Seeing Hermione raise her wand again, he quickly, and wisely, raised his hands in surrender. "Stop!" he yelped.

He had learned, in the space of about five very painful seconds, that this was not a fight he was going to win. He was a god, a prince of Asgard. And he had just been completely and utterly owned by a twelve-year-old Midgardian.

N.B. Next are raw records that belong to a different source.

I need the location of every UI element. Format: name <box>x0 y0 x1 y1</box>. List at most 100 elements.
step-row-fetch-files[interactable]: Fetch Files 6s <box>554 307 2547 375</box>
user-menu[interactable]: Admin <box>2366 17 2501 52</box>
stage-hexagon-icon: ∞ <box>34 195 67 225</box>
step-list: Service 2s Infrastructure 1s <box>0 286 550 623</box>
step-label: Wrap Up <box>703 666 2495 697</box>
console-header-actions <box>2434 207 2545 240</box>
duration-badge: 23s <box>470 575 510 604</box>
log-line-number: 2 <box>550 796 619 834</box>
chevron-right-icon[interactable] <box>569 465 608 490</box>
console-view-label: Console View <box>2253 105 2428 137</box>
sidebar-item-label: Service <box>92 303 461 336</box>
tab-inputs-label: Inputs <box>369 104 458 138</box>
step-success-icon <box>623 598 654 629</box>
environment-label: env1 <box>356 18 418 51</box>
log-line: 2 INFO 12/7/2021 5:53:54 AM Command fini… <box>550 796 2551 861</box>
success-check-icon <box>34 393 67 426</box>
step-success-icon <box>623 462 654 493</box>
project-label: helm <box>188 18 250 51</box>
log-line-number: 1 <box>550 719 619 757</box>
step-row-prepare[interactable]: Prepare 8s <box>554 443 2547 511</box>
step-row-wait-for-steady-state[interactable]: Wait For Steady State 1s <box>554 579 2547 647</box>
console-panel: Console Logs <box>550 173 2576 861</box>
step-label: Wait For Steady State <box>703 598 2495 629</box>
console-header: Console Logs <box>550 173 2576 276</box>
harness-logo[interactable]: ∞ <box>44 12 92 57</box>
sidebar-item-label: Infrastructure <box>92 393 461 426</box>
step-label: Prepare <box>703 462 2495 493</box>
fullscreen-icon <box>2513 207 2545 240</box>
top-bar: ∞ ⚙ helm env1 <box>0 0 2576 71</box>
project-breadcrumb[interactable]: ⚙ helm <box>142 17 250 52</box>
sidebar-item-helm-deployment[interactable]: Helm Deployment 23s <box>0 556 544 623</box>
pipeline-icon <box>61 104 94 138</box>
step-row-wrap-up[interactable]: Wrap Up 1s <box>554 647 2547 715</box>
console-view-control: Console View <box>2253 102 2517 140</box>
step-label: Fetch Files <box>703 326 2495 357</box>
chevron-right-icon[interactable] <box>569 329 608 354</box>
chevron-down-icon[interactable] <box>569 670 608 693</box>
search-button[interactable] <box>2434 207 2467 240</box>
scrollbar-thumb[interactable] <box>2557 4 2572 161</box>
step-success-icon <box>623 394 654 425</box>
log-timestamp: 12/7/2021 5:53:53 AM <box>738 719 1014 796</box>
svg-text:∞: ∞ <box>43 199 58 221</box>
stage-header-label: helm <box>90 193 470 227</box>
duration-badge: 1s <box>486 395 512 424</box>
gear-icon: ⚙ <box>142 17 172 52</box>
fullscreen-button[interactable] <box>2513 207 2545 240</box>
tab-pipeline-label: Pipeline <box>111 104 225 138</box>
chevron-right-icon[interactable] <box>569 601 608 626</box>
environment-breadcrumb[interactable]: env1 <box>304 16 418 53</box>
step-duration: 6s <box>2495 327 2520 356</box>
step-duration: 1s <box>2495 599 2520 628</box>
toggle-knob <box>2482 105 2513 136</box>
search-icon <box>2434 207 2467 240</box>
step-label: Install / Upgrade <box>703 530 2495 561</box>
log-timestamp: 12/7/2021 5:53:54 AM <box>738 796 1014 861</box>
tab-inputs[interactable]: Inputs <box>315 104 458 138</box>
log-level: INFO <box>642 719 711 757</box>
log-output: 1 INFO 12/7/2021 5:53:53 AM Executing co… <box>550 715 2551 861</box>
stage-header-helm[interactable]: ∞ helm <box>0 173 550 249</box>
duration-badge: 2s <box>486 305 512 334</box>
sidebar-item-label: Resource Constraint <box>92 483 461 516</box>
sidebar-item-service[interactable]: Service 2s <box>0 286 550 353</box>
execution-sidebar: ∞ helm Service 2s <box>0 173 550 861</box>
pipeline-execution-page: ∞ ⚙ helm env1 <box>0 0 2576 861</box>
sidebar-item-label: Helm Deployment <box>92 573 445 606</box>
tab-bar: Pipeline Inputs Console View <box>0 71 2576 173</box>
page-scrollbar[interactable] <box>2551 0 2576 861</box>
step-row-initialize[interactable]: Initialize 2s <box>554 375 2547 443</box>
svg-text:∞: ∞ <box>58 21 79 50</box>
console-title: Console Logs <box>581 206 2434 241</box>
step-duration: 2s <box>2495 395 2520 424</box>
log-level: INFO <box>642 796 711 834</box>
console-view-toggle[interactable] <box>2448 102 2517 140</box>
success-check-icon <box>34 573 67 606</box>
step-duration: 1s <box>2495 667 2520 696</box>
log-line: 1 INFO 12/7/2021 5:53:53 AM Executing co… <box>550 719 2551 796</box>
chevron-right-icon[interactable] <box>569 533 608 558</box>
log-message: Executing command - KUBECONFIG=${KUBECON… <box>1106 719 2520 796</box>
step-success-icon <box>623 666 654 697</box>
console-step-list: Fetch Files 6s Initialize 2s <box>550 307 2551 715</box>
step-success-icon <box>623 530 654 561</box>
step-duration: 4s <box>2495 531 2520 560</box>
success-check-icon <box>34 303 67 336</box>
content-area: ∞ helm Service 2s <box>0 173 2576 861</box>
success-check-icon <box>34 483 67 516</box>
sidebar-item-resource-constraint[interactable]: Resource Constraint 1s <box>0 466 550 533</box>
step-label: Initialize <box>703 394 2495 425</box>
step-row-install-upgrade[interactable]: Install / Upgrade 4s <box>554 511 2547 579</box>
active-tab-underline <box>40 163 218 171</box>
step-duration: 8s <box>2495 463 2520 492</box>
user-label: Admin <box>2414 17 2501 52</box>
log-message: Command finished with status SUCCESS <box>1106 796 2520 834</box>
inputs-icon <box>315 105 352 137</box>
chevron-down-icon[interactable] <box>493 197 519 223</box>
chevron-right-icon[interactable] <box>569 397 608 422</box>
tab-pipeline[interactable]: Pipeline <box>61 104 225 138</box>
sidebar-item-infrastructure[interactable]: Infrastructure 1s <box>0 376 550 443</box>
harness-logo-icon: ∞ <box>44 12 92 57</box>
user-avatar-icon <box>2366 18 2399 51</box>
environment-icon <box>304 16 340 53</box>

"You are," he said, his voice now a low, respectful purr as he gracefully shifted tactics from aggression to seduction, "far more interesting than I had anticipated, little witch." The God of Mischief was, above all else, a survivor. He recognized power, and his first instinct was always to try and co-opt it.

"So," Hermione said, lowering her wand, "what do you want?"

Loki's eyes glinted, a slow, cunning smile spreading across his bruised face. "A partnership," he said. "You are clearly a being of immense power, wasted on this pathetic realm. I, too, am destined for a throne. Help me secure my rightful place as the king of Asgard, and I will help you become the queen of Midgard. Together," he declared, his voice full of a grand, tempting vision, "we could rule all of the Nine Realms!"

He stood there, his arms open wide, expecting her to be awed, tempted, seduced by his magnificent offer.

Instead, she just stared at him. And then, she began to laugh.

It was not a small chuckle. It was a full-throated, tear-streaming, side-splitting, hysterical peal of pure, unadulterated, and deeply insulting laughter. She laughed so hard she had to lean on her knees for support, the sound echoing in the silent desert night.

Rule the Nine Realms? she thought, wiping a tear from her eye. This guy? The one who's about to get his ass so thoroughly handed to him by the Hulk that it becomes a legendary meme for the rest of eternity?

The sheer, cosmic, dramatic irony of it all was just too much.